We are getting reports across the world that hospital resources are stretched thin, and people are dying in far greater numbers in intensive care than usual. I'm curious why there is still a dispute that Coronavirus accelerates death, which is more or less identical to causing it. There will be difficulties for sure in understanding the overlap between those who would have died today anyway, and those who died today specifically because of Covid-19, but it's certainly not total.

Given also that not everyone who died from Covid-19 was known to have it there's at least as much reason to suppose that deaths are under-reported than over-reported. In the US, Fauci has said as much several times.
That was my point, DD. Because covid is notifiable, it will be recorded on death certificates, no matter whether it was the cause or not.
Jim, no, accelerating is not the same as cause... and neither is that easy to prove.

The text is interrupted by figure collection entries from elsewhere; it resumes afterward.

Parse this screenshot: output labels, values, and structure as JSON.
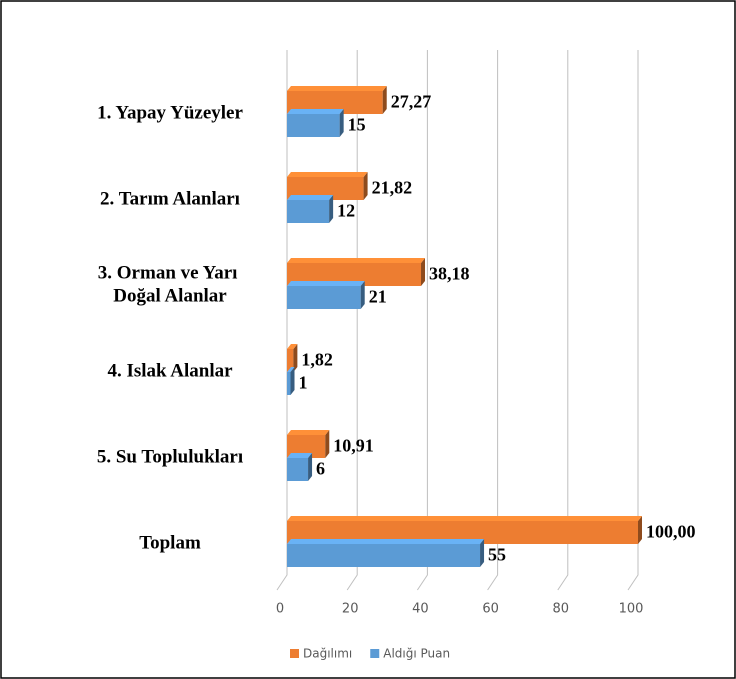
{
  "chart_data": {
    "type": "bar",
    "orientation": "horizontal",
    "categories": [
      "1. Yapay Yüzeyler",
      "2. Tarım Alanları",
      "3. Orman ve Yarı Doğal Alanlar",
      "4. Islak Alanlar",
      "5. Su Toplulukları",
      "Toplam"
    ],
    "series": [
      {
        "name": "Dağılımı",
        "color": "#ed7d31",
        "values": [
          27.27,
          21.82,
          38.18,
          1.82,
          10.91,
          100
        ],
        "value_labels": [
          "27,27",
          "21,82",
          "38,18",
          "1,82",
          "10,91",
          "100,00"
        ]
      },
      {
        "name": "Aldığı Puan",
        "color": "#5b9bd5",
        "values": [
          15,
          12,
          21,
          1,
          6,
          55
        ]
      }
    ],
    "xlim": [
      0,
      100
    ],
    "xticks": [
      0,
      20,
      40,
      60,
      80,
      100
    ],
    "grid": true,
    "legend": "bottom"
  }
}
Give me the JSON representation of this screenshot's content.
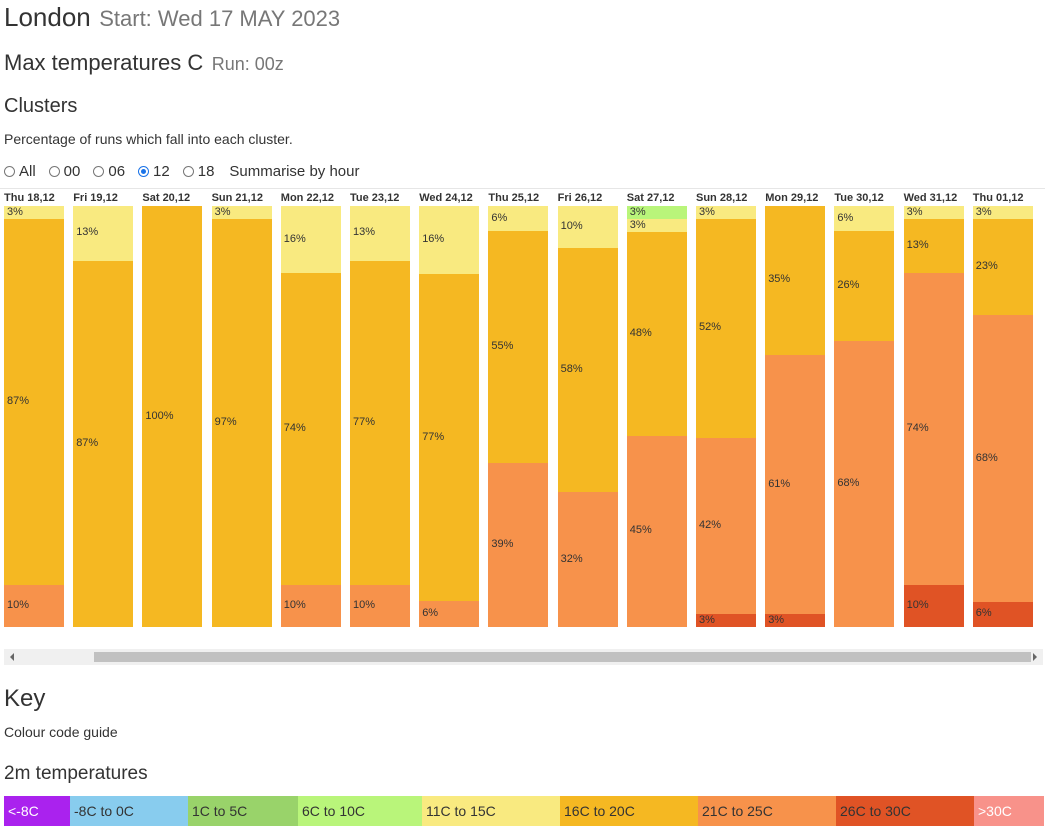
{
  "header": {
    "city": "London",
    "start": "Start: Wed 17 MAY 2023",
    "title": "Max temperatures C",
    "run": "Run: 00z"
  },
  "clusters": {
    "heading": "Clusters",
    "description": "Percentage of runs which fall into each cluster."
  },
  "radios": {
    "options": [
      "All",
      "00",
      "06",
      "12",
      "18"
    ],
    "selected": "12",
    "summarise_label": "Summarise by hour"
  },
  "colors": {
    "lt_-8": "#aa22ee",
    "-8_0": "#88ccee",
    "1_5": "#99d36a",
    "6_10": "#b9f57a",
    "11_15": "#f9ea80",
    "16_20": "#f5b822",
    "21_25": "#f7924b",
    "26_30": "#e05325",
    "gt_30": "#f8928a"
  },
  "chart_data": {
    "type": "bar",
    "stacked": true,
    "categories": [
      "Thu 18,12",
      "Fri 19,12",
      "Sat 20,12",
      "Sun 21,12",
      "Mon 22,12",
      "Tue 23,12",
      "Wed 24,12",
      "Thu 25,12",
      "Fri 26,12",
      "Sat 27,12",
      "Sun 28,12",
      "Mon 29,12",
      "Tue 30,12",
      "Wed 31,12",
      "Thu 01,12"
    ],
    "columns": [
      [
        {
          "band": "11_15",
          "value": 3
        },
        {
          "band": "16_20",
          "value": 87
        },
        {
          "band": "21_25",
          "value": 10
        }
      ],
      [
        {
          "band": "11_15",
          "value": 13
        },
        {
          "band": "16_20",
          "value": 87
        }
      ],
      [
        {
          "band": "16_20",
          "value": 100
        }
      ],
      [
        {
          "band": "11_15",
          "value": 3
        },
        {
          "band": "16_20",
          "value": 97
        }
      ],
      [
        {
          "band": "11_15",
          "value": 16
        },
        {
          "band": "16_20",
          "value": 74
        },
        {
          "band": "21_25",
          "value": 10
        }
      ],
      [
        {
          "band": "11_15",
          "value": 13
        },
        {
          "band": "16_20",
          "value": 77
        },
        {
          "band": "21_25",
          "value": 10
        }
      ],
      [
        {
          "band": "11_15",
          "value": 16
        },
        {
          "band": "16_20",
          "value": 77
        },
        {
          "band": "21_25",
          "value": 6
        }
      ],
      [
        {
          "band": "11_15",
          "value": 6
        },
        {
          "band": "16_20",
          "value": 55
        },
        {
          "band": "21_25",
          "value": 39
        }
      ],
      [
        {
          "band": "11_15",
          "value": 10
        },
        {
          "band": "16_20",
          "value": 58
        },
        {
          "band": "21_25",
          "value": 32
        }
      ],
      [
        {
          "band": "6_10",
          "value": 3
        },
        {
          "band": "11_15",
          "value": 3
        },
        {
          "band": "16_20",
          "value": 48
        },
        {
          "band": "21_25",
          "value": 45
        }
      ],
      [
        {
          "band": "11_15",
          "value": 3
        },
        {
          "band": "16_20",
          "value": 52
        },
        {
          "band": "21_25",
          "value": 42
        },
        {
          "band": "26_30",
          "value": 3
        }
      ],
      [
        {
          "band": "16_20",
          "value": 35
        },
        {
          "band": "21_25",
          "value": 61
        },
        {
          "band": "26_30",
          "value": 3
        }
      ],
      [
        {
          "band": "11_15",
          "value": 6
        },
        {
          "band": "16_20",
          "value": 26
        },
        {
          "band": "21_25",
          "value": 68
        }
      ],
      [
        {
          "band": "11_15",
          "value": 3
        },
        {
          "band": "16_20",
          "value": 13
        },
        {
          "band": "21_25",
          "value": 74
        },
        {
          "band": "26_30",
          "value": 10
        }
      ],
      [
        {
          "band": "11_15",
          "value": 3
        },
        {
          "band": "16_20",
          "value": 23
        },
        {
          "band": "21_25",
          "value": 68
        },
        {
          "band": "26_30",
          "value": 6
        }
      ]
    ],
    "unit": "%"
  },
  "key": {
    "heading": "Key",
    "description": "Colour code guide",
    "subheading": "2m temperatures",
    "items": [
      {
        "label": "<-8C",
        "color": "#aa22ee",
        "text_color": "#ffffff"
      },
      {
        "label": "-8C to 0C",
        "color": "#88ccee",
        "text_color": "#333333"
      },
      {
        "label": "1C to 5C",
        "color": "#99d36a",
        "text_color": "#333333"
      },
      {
        "label": "6C to 10C",
        "color": "#b9f57a",
        "text_color": "#333333"
      },
      {
        "label": "11C to 15C",
        "color": "#f9ea80",
        "text_color": "#333333"
      },
      {
        "label": "16C to 20C",
        "color": "#f5b822",
        "text_color": "#333333"
      },
      {
        "label": "21C to 25C",
        "color": "#f7924b",
        "text_color": "#333333"
      },
      {
        "label": "26C to 30C",
        "color": "#e05325",
        "text_color": "#333333"
      },
      {
        "label": ">30C",
        "color": "#f8928a",
        "text_color": "#ffffff"
      }
    ]
  }
}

Although I agree, in general, it is probably under-reported... but- we seem to be taking notice of everyone who dies "with" it and using it as a cause, when that is not necessarily the case.
Why do you continue to argue over "with" or "of"? It's not the point.
When someone dies from pneumonia, respiratory distress or chronic obstructive pulmonary disease, or anything else, and had exhibited coronavirus symptoms, their certificate will list COVID-19 as a presumed contributing factor, what’s known as comorbidity.

It won’t be listed as the sole cause.
Zacs, my point was, that the actual cause of this lady's death (and other examples if required), were not noted at all.
It is, when looking at statistics, ellipsis. Obviously, I'm not saying it's nothing to worry about... just questioning the inaccuracy of recording.
One looks at the available stats and there seems to be a massive discrepancy between “the west” and “the rest”
No one yet knows why that might be.
It's a complete red herring, pixie. You are looking in the wrong place, misled by semantics.

New York, the best example of doing too little too late, has gone from 25 deaths per week to 24 deaths per day, and all of those extra deaths are CV-19 associated. With or of, who cares? Just how do you explain those extra deaths?

https://news.sky.com/story/coronavirus-new-york-victims-without-family-buried-in-mass-grave-on-hart-island-11971679
It isn't semantics, ellipsis. If we want to protect people, accuracy is useful. I don't understand why you aren't bothered by the difference?